In late May 2014 we spent a week in Mallorca. Home to the infamous beach resort of Magaluf, Mallorca has a certain reputation, at least in the UK, and is certainly not the first place people associate with cultural gems. But hire a car and venture away from the south coast and you will discover that the island has many treasures, if you know where to look for them.
One of these can be found in the unlikely location of Sóller train station. Sóller is about an hour and a half drive south along the twisty coast road Ma-10 from Porto Pollenca, the family friendly north-western seaside town where we were based. The 37 miles of mountainous hairpins are hard work, but the views, and the destination, are worth the effort.

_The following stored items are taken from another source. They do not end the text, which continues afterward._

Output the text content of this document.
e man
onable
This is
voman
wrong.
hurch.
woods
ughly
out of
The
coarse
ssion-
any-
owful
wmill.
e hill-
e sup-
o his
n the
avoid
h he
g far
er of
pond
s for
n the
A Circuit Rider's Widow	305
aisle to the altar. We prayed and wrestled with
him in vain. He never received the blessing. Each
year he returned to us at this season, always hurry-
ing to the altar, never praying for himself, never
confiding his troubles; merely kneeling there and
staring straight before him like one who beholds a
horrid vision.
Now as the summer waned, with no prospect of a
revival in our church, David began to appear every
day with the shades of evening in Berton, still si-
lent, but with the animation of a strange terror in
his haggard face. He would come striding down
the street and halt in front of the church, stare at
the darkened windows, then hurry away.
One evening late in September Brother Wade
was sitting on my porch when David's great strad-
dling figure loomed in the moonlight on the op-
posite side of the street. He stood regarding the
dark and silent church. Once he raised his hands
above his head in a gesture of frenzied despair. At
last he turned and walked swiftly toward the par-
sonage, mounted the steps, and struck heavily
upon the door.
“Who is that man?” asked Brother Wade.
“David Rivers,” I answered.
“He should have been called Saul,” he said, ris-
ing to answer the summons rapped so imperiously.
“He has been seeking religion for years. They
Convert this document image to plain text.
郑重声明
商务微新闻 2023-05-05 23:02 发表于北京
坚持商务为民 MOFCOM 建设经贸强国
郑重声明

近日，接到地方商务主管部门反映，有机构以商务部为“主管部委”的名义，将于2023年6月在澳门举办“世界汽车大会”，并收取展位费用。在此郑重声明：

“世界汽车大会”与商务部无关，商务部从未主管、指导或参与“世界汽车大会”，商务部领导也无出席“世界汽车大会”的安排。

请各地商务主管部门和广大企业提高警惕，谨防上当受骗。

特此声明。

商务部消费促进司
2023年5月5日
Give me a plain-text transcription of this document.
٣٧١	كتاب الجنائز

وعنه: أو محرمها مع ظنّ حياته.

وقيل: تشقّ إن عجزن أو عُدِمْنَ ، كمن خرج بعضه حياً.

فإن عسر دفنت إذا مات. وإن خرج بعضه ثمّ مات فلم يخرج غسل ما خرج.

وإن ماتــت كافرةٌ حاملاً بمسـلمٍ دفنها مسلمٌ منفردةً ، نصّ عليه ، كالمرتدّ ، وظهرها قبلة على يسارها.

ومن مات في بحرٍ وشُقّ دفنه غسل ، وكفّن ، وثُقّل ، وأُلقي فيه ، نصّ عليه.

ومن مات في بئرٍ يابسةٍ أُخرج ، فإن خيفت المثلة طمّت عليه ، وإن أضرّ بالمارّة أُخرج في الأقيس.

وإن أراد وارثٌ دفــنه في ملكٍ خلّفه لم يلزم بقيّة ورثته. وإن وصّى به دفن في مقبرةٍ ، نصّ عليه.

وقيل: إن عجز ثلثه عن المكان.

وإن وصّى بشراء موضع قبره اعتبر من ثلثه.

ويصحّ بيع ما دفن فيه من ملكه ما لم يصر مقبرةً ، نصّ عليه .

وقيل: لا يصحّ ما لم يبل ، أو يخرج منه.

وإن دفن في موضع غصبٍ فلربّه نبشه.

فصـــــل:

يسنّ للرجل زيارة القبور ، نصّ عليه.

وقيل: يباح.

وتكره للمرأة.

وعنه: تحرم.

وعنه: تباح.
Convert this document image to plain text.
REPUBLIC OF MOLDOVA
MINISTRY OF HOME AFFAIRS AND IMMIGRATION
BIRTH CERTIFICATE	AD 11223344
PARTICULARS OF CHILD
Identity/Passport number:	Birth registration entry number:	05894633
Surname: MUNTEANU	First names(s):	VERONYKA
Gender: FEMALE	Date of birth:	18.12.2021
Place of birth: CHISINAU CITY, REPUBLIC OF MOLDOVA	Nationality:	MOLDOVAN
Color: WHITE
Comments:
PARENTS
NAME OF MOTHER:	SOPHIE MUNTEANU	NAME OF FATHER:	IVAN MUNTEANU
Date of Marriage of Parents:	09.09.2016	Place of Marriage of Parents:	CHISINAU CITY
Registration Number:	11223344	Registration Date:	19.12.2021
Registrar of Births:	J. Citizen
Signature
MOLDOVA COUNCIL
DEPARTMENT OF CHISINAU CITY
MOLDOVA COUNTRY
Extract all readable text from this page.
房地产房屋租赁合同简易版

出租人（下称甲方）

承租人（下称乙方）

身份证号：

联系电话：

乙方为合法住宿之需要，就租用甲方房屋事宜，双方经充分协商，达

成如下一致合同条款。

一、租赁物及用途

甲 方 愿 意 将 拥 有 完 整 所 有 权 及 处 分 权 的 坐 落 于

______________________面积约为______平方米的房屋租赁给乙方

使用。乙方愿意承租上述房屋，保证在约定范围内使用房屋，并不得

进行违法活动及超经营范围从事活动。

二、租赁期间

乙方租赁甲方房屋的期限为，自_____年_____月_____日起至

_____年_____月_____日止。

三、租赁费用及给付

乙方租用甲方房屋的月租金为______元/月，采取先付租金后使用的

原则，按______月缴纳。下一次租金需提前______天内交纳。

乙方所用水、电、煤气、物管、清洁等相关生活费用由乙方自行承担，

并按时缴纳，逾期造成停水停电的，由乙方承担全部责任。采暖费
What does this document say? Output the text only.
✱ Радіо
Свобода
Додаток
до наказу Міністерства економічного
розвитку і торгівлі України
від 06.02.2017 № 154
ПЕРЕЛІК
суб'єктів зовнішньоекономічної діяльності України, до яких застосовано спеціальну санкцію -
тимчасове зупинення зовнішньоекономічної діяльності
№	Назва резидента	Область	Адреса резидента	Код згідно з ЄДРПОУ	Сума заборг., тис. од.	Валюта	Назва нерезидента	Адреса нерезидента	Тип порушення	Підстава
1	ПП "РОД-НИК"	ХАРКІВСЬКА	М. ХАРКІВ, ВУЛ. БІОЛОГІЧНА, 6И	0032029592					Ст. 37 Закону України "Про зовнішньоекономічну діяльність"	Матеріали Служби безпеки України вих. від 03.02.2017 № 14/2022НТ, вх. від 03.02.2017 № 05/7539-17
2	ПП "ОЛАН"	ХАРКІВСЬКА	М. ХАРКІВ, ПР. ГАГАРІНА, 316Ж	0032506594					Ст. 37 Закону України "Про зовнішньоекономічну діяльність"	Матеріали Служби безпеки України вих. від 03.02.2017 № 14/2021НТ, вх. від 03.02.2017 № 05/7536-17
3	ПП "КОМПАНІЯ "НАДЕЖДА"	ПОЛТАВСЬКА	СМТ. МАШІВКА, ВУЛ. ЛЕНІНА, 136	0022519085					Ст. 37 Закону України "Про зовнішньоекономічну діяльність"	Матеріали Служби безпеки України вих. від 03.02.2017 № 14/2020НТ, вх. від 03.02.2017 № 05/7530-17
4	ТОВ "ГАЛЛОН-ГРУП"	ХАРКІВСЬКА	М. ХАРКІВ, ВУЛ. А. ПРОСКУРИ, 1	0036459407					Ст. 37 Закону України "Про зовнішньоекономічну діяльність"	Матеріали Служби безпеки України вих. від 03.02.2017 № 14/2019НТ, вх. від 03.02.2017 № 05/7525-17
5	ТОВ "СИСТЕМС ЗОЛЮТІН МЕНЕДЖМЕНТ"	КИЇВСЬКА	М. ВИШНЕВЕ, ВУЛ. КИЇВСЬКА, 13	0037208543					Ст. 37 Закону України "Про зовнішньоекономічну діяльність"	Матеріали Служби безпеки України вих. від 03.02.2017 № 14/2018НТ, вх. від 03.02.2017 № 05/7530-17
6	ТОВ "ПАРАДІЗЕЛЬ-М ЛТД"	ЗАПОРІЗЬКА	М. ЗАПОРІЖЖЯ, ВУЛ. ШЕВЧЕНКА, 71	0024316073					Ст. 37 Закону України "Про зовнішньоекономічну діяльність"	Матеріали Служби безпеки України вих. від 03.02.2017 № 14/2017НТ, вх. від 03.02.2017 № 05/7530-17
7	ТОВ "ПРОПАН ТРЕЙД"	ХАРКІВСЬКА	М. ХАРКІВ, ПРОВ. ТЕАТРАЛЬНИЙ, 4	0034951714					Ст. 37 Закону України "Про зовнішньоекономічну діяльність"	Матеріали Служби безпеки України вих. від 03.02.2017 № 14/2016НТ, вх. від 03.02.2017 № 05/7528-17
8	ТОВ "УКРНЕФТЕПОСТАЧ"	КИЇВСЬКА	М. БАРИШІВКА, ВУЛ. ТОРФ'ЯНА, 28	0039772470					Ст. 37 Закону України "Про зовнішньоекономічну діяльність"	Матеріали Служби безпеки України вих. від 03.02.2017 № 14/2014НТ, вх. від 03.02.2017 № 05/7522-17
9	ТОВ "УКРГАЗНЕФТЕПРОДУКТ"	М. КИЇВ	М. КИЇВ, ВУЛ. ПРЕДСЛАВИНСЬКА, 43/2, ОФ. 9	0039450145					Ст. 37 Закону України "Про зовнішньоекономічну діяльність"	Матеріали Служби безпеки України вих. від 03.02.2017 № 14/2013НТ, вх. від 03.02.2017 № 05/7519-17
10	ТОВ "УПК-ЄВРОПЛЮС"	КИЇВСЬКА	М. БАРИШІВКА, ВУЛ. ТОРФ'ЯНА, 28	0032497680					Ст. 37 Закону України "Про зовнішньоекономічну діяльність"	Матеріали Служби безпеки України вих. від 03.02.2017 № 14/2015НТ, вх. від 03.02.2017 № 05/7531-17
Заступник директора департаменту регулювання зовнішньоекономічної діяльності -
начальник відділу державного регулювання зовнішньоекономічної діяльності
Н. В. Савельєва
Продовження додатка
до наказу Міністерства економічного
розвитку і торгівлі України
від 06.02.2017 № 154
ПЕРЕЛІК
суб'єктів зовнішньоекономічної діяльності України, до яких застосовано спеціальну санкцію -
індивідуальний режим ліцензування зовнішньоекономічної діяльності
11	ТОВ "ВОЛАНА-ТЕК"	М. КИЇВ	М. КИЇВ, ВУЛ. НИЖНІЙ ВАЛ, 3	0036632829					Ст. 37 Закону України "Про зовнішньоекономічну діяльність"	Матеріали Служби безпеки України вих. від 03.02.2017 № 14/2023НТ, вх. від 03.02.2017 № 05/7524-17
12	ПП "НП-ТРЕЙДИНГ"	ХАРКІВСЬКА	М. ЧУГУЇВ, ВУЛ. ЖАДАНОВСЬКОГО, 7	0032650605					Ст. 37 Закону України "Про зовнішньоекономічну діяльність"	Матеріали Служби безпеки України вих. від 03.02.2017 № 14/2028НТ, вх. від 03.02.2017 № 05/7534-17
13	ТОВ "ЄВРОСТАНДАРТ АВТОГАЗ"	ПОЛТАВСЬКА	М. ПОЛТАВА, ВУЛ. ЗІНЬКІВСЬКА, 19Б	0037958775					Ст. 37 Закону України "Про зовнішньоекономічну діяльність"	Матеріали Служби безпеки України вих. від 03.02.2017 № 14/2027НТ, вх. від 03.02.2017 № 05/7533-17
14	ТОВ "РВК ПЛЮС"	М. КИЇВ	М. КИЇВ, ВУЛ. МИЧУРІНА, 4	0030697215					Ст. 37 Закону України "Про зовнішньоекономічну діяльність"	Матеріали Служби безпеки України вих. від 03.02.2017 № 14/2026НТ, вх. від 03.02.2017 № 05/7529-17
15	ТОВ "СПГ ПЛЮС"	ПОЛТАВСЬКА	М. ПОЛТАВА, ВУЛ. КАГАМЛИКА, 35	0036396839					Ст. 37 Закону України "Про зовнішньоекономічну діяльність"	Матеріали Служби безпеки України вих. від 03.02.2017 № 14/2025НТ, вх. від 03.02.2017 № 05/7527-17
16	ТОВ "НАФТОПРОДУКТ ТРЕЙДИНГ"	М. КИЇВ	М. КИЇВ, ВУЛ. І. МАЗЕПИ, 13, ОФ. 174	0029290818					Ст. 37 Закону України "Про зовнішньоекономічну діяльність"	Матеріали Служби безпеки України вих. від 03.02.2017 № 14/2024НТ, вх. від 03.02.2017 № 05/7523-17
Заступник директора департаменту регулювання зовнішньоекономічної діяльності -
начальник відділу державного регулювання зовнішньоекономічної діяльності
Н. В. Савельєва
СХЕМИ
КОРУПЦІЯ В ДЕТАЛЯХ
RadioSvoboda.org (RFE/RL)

Set in a valley of orange groves and just in land from a natural harbour, Sóller has had a prosperous history and the architecture reflects this. Winding residential streets of sixteenth century houses mix with baroque churches, modernist mansions and art nouveau public buildings. Trams run through the town to the sea and a scenic wooden railway provides a link to the capital, Palma, for those unwilling to tackle the mountain passes under their own steam.
It is the train station that is home to this particular secret, a collection of more than 50 ceramic works by Pablo Picasso, ranging in date from 1948 to 1971 and all to be viewed for free.
Across the hall from the Picasso exhibition is a collection of work by Joan Miró, instantly recognisable with their bright colours and bold shapes. Miró’s maternal grandfather was from Sóller and the town is rightly proud of the connection.
Both galleries are well laid out and contain just enough information to provide context without detracting from the art itself, an excellent introduction to anyone unfamiliar with the two artists and not too big or over-whelming to induce museum fatigue.